[1]
The English translation is as follows: “Clearly, if someone says 'I', he does not only refer to himself, but he is also aware of this referring to himself as such, and this awareness builds an essential part of what constitutes the meaning of the word 'I'. The current act of meaning oneself is functioning […] in such a way that in the course of it its [intentional] object is […] being meant as the object of an act of meaning oneself. […] The hearer understands it, if he takes it as an indication for the whole structure of consciousness just described, that is to say, if the speaker is regarded by him as someone who refers to himself precisely as 'I', i.e., as someone who refers to himself as the object of his recognition of himself recognized as a recognition of himself.” (My translation.)
[2]
This may also fit in with the Brentanian conception of consciousness that Pacholik-Żuromska alludes to in section 4.
[3]
The English translation is as follows: “I see coal as heating material; I recognize it and recognize it as useful and as used for heating, as appropriate for and as destined to produce warmth. […] I can use [a combustible object] as fuel; it has value for me as a possible source of heat. That is, it has value for me with respect to the fact that with it I can produce the heating of a room and thereby pleasant sensations of warmth for myself and others. […] Others also apprehend it in the same way, and it acquires an intersubjective use-value and in a social context is appreciated and is valuable as serving such and such a purpose, as useful to man, etc.

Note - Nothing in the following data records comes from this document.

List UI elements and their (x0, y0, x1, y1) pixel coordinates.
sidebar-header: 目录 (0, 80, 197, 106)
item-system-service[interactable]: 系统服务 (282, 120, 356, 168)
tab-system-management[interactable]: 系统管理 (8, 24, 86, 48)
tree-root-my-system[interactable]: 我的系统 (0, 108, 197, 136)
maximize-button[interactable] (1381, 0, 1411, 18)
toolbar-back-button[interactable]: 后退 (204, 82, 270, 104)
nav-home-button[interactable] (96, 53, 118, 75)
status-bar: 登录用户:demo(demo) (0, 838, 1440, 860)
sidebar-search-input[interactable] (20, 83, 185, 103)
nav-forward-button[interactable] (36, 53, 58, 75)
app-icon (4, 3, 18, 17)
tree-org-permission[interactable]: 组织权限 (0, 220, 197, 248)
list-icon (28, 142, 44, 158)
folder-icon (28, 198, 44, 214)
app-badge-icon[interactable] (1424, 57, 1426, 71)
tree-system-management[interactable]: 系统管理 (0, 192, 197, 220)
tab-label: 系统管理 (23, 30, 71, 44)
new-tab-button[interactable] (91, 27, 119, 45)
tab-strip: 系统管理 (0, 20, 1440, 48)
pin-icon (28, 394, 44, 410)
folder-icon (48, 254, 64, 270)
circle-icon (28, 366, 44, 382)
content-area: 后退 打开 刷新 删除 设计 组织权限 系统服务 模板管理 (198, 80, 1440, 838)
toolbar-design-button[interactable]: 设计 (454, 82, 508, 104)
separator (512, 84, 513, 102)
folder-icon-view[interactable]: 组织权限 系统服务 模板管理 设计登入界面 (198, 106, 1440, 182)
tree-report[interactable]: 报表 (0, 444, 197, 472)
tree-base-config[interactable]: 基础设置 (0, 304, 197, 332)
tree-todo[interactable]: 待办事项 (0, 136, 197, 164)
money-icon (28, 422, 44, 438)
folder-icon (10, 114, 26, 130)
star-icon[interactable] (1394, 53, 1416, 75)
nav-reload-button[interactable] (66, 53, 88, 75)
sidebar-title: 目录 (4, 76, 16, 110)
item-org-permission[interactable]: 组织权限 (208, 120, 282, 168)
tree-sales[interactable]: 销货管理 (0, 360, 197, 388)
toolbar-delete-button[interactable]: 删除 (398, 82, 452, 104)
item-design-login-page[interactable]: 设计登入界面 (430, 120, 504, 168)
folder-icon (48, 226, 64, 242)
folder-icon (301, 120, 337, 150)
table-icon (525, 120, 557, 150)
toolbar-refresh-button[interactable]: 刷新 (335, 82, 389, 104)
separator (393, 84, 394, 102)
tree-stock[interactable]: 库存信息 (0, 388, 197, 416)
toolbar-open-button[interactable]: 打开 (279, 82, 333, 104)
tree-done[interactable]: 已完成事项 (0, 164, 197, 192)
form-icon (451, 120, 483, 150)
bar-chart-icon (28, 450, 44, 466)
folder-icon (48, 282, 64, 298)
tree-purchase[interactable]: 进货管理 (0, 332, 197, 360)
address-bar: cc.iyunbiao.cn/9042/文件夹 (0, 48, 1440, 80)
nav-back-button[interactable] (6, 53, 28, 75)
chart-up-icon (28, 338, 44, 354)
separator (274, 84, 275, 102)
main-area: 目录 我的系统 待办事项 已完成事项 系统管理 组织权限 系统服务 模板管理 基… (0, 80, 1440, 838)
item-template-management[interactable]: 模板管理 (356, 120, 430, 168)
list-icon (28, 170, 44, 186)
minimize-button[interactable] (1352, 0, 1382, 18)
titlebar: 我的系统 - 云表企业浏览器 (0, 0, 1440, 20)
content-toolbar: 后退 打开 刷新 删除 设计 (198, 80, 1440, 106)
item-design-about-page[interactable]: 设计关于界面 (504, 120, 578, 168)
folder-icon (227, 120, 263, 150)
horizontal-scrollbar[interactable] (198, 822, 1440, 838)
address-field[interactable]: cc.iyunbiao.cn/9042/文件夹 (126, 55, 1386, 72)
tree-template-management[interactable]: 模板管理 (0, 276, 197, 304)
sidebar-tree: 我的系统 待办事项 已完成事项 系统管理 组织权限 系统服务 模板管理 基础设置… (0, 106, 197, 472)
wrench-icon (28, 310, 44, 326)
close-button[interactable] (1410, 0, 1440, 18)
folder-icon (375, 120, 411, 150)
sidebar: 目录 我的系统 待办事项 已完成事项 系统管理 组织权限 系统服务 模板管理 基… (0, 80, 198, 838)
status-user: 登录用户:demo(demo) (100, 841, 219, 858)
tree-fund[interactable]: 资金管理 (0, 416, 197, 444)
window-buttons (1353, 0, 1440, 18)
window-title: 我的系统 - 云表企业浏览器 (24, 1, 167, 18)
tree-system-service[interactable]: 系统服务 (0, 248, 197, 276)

That is how it is first 'looked upon' in its immediacy.” (Husserl 1989, pp. 196f.)
[4]
The English translation is as follows: “[S]peaking elicits response; the theoretical, valuing, or practical appeal, addressed by one to the other, elicits, as it were, a response coming back, assent (agreement) or refusal (disagreement) and perhaps a counterproposal, etc. In these relations of mutual understanding, there is produced […] a unitary relation of [persons] to a common surrounding world.” (Husserl 1989, pp. 203-204)
[5]
The English translation is as follows: “How did I hit upon that, what brought me to it? That questions like these can be raised characterizes all motivation in general.” (Husserl 1989, p. 234; in part my translation)
[6]
Pacholik-Żuromska also refers to Davidson’s notion of triangulation in this connection. For a Husserl- and Føllesdal-inspired critique of Davidson’s recourse to causal concepts in this context, see Beyer 2006, pp. 88–99. In the last paragraph of section 4 she draws a distinction between diachronic externalism— a position she ascribes to Davidson—, synchronic and social externalism, claiming that the latter “creates trouble for Beyer” (Pacholik-Żuromska this collection, p. 8). In the light of both the foregoing considerations and her misreading of my view on Searle's Background Hypothesis (see section 4), I regard this claim as false.